In two weeks’ time, my first professional sale in over a decade will be in the hands of readers. This post is one of a series of articles about the process of writing that book, and others like it.
A good story needs a number of elements to work together well. Characters are a big part of this equation, since they are the reader’s way of experiencing what’s going on. Save for the occasional story written from the second person perspective (You will know one of these when you see it. It tells you what is going on much like this aside does. You may or may not like it, but they are effective because), the reader needs some sort of framing device to understand the scenes as they unfold.
Dialog and conflict are how this is usually done. But today I’d like to tell you more about where the action is taking place, rather than why.
The setting of a story is more than just scenery. It is a full-fledged character in its own right, one relying on different means of communication than language. The setting is one of the first things explained in a pitch or outline, as it must immediately transport the reader to the action. But time and place are just the beginning of the setting’s work. After all, it’s in every scene, and there’s only so many times a character can check their watch or the position of the sun before we’ll lose interest.
The Mongoliad is blessed with an abundance of fantastic settings, including the wide steppes of Mongolia, crumbling European castles, dark catacombs, rich capitol cities, and many more. The setting makes itself known, whether or not it’s introduced directly. When a group of Shield-Brethren rides in pursuit of an enemy, they rarely do so in non-descript white space. The hills, grasslands, rivers, mountains, forests, and towns they pass through each mark an important part of the journey, even if only mentioned once.
Like the other characters in the story, the setting can both help the plot along and hinder the achievement of goals. Nothing stops a cavalry charge quite as well as uneven, pitfall laden ground. A company of skilled archers loses all advantage when their target reaches the trees and disappears into the forest. Walls keep people both in and out of cities, though their construction determines for how long.
The more of the reader’s senses that can be engaged by the setting, the more they can believe the action. Theres no hard and fast checklist of environmental factors to fill out, but the smell of baking bread is something most people can relate to, as is the sound of a blacksmith’s hammer. Small details add up quickly, until the scene is as real as the world outside your window.

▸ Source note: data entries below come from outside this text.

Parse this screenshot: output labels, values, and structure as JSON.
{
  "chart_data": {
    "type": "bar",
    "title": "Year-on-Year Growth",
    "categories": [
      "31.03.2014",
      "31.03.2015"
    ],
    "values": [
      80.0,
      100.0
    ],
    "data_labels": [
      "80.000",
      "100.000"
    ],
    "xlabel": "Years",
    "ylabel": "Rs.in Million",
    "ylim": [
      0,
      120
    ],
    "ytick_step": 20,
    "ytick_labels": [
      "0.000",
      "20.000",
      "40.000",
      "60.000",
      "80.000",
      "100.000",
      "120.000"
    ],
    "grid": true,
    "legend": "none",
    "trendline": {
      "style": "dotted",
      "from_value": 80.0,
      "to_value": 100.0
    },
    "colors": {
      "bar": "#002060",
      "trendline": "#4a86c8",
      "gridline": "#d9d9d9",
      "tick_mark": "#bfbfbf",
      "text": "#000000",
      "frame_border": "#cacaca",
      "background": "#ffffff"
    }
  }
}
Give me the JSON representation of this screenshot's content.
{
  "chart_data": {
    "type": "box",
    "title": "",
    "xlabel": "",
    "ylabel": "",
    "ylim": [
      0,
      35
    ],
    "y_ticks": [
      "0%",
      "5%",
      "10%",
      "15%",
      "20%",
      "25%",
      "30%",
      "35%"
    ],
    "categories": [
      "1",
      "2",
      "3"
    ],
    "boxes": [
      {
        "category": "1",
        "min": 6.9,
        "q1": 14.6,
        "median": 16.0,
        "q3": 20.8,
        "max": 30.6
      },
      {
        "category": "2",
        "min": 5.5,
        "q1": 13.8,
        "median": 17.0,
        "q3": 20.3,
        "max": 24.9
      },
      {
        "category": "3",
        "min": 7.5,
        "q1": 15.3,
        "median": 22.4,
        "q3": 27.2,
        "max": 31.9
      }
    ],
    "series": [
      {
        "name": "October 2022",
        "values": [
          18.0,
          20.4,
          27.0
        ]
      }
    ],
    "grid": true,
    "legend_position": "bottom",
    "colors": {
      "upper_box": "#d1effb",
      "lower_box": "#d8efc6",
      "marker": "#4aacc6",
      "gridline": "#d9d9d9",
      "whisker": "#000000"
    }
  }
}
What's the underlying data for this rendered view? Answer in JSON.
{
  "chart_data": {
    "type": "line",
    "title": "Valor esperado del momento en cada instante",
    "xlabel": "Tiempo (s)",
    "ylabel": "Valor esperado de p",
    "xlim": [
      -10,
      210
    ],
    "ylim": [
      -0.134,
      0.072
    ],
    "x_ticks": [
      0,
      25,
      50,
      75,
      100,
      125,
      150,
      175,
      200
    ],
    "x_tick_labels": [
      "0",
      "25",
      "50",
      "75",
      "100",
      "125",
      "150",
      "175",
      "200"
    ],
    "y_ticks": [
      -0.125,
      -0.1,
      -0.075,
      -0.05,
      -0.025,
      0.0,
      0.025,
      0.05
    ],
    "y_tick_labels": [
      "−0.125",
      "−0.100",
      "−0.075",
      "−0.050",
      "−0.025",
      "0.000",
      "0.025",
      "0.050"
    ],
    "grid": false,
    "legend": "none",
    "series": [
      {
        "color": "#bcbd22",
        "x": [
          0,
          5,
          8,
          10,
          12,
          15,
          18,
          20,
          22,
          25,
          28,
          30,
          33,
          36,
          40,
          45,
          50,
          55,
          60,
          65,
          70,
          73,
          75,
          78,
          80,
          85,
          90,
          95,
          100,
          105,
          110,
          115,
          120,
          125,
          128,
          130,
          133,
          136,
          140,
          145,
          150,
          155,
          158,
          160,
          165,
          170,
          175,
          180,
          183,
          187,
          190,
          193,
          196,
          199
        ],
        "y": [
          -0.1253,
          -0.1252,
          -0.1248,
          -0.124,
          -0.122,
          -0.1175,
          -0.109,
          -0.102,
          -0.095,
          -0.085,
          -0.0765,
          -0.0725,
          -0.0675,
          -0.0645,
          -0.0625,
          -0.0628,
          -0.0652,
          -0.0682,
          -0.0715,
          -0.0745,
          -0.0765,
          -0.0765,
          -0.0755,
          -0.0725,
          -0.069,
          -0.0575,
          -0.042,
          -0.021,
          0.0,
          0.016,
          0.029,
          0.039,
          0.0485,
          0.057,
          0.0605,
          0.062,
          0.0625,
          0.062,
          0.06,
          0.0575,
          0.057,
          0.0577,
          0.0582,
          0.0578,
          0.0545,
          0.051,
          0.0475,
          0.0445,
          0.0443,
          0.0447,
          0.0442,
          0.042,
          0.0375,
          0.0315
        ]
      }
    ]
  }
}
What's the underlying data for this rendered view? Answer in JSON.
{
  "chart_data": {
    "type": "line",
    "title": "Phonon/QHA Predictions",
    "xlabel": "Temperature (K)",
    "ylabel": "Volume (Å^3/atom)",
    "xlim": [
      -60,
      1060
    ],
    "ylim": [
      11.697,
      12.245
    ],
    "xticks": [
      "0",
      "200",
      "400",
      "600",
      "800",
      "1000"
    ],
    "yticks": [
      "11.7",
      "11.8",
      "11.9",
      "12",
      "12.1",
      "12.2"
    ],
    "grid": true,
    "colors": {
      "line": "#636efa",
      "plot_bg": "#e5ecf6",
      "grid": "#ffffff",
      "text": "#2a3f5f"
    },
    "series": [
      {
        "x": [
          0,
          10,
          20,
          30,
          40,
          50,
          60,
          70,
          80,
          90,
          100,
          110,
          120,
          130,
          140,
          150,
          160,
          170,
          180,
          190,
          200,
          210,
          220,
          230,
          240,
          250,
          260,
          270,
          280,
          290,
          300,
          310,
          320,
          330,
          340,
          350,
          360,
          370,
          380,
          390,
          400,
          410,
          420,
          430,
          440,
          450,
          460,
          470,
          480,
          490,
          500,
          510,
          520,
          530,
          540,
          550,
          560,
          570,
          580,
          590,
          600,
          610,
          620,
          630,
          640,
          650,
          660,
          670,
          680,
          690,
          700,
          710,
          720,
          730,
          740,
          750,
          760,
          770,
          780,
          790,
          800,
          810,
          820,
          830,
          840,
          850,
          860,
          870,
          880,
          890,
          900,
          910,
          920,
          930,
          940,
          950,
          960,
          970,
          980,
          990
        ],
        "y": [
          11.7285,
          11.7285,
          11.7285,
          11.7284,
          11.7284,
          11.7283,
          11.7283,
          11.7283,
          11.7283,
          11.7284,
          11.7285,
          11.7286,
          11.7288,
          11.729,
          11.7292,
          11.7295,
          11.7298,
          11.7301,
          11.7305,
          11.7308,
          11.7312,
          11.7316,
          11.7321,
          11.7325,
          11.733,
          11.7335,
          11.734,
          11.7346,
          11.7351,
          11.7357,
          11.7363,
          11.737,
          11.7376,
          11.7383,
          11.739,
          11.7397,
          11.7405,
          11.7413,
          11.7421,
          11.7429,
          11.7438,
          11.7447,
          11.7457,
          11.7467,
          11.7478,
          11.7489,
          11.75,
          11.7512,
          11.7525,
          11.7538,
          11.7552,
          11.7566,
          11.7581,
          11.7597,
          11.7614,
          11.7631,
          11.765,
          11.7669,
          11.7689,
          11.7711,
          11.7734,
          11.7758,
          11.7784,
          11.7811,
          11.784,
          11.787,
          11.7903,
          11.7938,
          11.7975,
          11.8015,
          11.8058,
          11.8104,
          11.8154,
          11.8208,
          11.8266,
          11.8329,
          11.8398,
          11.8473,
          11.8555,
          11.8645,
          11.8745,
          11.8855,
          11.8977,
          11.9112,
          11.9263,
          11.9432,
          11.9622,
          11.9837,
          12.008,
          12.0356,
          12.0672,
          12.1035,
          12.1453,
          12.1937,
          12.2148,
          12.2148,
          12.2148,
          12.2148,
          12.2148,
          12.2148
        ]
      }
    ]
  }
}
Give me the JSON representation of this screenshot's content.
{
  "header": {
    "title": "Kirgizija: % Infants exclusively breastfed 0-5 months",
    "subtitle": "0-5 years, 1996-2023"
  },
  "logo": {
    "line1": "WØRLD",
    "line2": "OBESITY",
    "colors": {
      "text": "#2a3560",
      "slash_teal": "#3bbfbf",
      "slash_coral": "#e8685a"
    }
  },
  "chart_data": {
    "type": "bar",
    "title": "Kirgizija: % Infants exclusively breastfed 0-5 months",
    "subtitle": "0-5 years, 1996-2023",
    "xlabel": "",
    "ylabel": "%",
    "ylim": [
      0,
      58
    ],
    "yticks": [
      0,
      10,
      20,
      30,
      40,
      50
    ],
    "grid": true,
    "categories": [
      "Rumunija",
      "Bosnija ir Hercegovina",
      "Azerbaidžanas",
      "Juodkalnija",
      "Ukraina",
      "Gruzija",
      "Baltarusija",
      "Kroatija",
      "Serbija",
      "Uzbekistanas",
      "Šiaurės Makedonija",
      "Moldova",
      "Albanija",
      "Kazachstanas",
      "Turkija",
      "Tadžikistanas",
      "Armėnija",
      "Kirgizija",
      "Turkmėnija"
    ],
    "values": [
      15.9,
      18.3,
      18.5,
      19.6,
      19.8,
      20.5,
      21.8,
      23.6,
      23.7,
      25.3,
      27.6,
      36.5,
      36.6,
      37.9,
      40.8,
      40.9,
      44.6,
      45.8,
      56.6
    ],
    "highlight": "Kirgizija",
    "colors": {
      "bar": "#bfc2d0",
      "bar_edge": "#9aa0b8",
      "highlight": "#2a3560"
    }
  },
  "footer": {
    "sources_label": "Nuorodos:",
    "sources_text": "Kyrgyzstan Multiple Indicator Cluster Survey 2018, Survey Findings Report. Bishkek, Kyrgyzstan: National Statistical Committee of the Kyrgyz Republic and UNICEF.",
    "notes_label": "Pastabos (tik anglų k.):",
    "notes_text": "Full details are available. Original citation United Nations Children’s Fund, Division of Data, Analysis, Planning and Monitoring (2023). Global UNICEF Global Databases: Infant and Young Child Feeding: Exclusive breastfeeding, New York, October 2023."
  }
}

Case in point, the arena at Hünern. Even if you haven’t read the entire text of the Mongoliad yet (no spoilers, I promise), you already know something about the setting simply because of what it is. You mind is filling with images of gladiators, a sand-filled area where combatants fight to the death. Descriptions of the setting could end there, but the authors give us more.
Through a character’s eyes, we watch it being built. We know about the tunnels dug under the stands through which the fighters enter, but it’s not until later that we “see” the deep shadows inside them, and how in comparison the light of mid-morning is blinding when we arrive in the arena. At first we are told there is a grand pavilion from which the dissolute Khan watches the action, but once we’re in the arena proper we explore its sumptuous colors, and wonder as to just where the Mongol leader is sitting inside. We feel the heat of the sun beat down on our armor, hear the noise of the crowd as our opponent enters.
Or rather, our hero Haakon does. Since we know, really know the area ourselves, we can feel his heart beating madly as the fight begins. We dodge when he dodges, and wonder with him about what is behind the Red Veil on the other side of the field of battle.
Storytelling is an ancient art. At its core is the ability to make us believe in something we can’t see, and will likely not experience for ourselves. To hear the roar of the crowd, to watch a long fly ball cross the outfield wall with nothing but a voice on the radio as our guide to the action. We want to believe, want to run after that ball and climb the fence to catch it, and are either happy or sad depending on which side of the sword or bat our hero is.
It’s said that knowing where to fight is almost as important as when and how. For those of us on the other side of the text, knowing where the fighting is happening is everything. We’ll find out who wins in the end, but in that first magic moment when we step into the scene with our heroes, anything is possible.
And it’s definitely worth turning the page to find out what happens next.